Literature Laboratory 2
The Modern Moment
What
is this lab about?
Modernism is the label usually attached to cultural period
that occurred between 1900 and 1940. That is the easy definition--but Modernism
is not that easy to define, particularly when it is regarded as a cultural
moment, rather than just a literary phenomenon. Why? Because the forty years
of Modernism included social and political movements that the United States
to which the U.S. is still adapting, the so-called "war to end all wars,"
the Harlem Renaissance and migration of African Americans to the North, increased
immigration, the Great Depression, and the beginning of World War II. If
that's not enough, literature was only one of the means of cultural expression--art,
photography, dance, music, psychology, and architecture all assumed "modernist"
tendencies. This lab gives you the opportunity to explore the literature,
music, art, and culture of the modern period, the chance to realize just
how complicated these years were, and the challenge of creating your own
definition of the modern moment based on primary and secondary source research.
Literary
Texts (all texts can be found in your Heath Anthology)
Cluster:
Modernism, Lyric Poetry, Facts (1313)
Faulkner, "Barn Burning" (1543)
Hemingway, "Hills Like White Elephants" (1422)
Hurston, "Sweat" (1657)
3-4 poems each of Stein (1226), Hughes (1598), McKay (1673), Lowell
(1213), Williams (1238), Pound (1190)
Porter, "The Jilting of Granny Weatherall" (1459)

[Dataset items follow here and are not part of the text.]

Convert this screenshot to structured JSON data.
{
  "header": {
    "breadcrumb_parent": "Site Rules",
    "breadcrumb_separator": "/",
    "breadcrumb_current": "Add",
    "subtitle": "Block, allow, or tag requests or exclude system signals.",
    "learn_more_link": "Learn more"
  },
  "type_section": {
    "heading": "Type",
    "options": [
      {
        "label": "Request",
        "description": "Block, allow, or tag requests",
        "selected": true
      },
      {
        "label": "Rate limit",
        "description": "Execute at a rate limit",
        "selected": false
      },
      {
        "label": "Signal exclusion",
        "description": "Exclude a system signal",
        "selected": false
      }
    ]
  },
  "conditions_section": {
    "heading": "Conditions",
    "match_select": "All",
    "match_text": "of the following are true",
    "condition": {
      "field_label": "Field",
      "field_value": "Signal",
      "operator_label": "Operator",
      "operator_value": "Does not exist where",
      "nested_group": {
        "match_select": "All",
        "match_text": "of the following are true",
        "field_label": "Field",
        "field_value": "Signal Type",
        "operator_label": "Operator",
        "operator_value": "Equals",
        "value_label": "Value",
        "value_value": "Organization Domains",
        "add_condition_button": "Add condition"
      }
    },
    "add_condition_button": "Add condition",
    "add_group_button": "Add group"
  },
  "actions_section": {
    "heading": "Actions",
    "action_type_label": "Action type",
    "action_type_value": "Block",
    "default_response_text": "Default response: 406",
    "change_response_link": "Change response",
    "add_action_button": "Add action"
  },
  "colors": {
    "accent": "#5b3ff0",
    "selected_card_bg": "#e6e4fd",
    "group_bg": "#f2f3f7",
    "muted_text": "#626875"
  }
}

Toomer, any of the excerpts from Cane (1581-1589)
Wharton, "The Valley of Childish Things" (1012) and "Roman Fever" (1067)
Cultural Materials
Photographs, cultural artifacts,
and modern art and art displayed at the 1913 Armory Show Lyrics
and melodies of jazz and blues
Video clip that sets the jazz scene of
the modern period
Discussion
Starters
What do you notice about the content of literature--that is, what
is the subject matter, who is written about, are there difference in appropriate
subject matter from literature that comes before modernist literature?
What do you notice about the style of the literature? The music?
The art?
Note that I've been referring to "modernisms"--in the plural.
How might these texts be divided as if there are competing definitions of
the movement? Or should there be?
Consider the language that is used, as well as the form the language
takes.
Do you see some of the same tendencies in literature reflected
in music or art?
Why might all these modernist tendencies be happening at this
time in history?
Group Work
Initial
groups will be assigned at the start of the lab; halfway through the discussion,
groups will be divided and mixed--one person from each group will share lab's
findings with another group. At the end of the lab, each member of each
group should:
Assignment
Individual Assignment : Of all of the texts you examined during Lit. Lab 2 (literary, visual, film), select the one that you think best represents or exemplifies the definition of "modernism" that you have created. For this written response, you do not need to describe the text in detail--assume your audience knows the text/image. Rather, spend your time developing and detailing your definition, using the text you have selected as the evidence to support your definition.
Length:
3 pages.
This assignment is due April 4 in class.